ECE Energy & Information Systems Seminar

 

Fall 2019


Thur, Sept 12th 2019, 1:30 PM, Venue: Panther Hollow, CIC (4101)
Vijay Subramanian, University of Michigan

Title: Social Learning with Questions

Abstract: This work studies sequential social learning (also known as Bayesian observational learning), and how private communication can enable agents to avoid herding to the wrong action/state. Starting from the seminal BHW (Bikhchandani, Hirshleifer, and Welch, 1992) model where asymptotic learning does not occur, we allow agents to ask private and finite questions to a bounded subset of their predecessors. While retaining the publicly observed history of the agents and their Bayes rationality from the BHW model, we further assume that both the ability to ask questions and the questions themselves are common knowledge. Then interpreting asking questions as partitioning information sets, we study whether asymptotic learning can be achieved with finite capacity questions. Restricting our attention to the network where every agent is only allowed to query her immediate predecessor, an explicit construction shows that a 1-bit question from each agent is enough to enable asymptotic learning.
Joint work with Shih-Tang Su and Grant Schoenebeck, Univ. of Michigan.
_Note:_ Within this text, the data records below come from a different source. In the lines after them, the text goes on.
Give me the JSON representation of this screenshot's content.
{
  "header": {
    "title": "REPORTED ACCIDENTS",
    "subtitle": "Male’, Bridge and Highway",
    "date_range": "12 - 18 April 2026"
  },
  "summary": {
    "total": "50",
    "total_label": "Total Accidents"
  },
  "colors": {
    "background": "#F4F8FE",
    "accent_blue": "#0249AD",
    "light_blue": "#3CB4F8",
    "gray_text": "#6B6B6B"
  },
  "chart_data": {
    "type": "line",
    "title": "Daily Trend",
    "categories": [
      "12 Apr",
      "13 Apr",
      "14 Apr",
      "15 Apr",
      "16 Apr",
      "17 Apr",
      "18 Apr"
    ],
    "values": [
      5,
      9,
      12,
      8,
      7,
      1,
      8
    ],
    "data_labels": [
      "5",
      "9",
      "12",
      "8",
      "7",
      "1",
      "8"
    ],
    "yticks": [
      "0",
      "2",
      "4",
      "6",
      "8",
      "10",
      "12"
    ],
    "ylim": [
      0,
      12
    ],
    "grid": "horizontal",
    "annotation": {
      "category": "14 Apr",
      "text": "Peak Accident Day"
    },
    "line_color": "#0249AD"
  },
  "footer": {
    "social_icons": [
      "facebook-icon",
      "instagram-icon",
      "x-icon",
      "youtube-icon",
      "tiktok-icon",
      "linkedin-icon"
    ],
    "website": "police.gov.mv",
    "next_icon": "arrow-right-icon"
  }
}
Bio: Vijay Subramanian is an Associate Professor in the EECS Department at the University of Michigan since 2014. After graduating with his Ph.D. from UIUC in 1999, he did a few stints in industry, research institutes and universities in the US and Europe before his current position . His main research interests are in stochastic modeling, communications, information theory and applied mathematics. A large portion of his past work has been on probabilistic analysis of communication networks, especially analysis of scheduling and routing algorithms. In the past he has also done some work with applications in immunology and coding of stochastic processes. His current research interests are on game theoretic and economic modeling of socio-technological systems and networks, and the analysis of associated stochastic processes.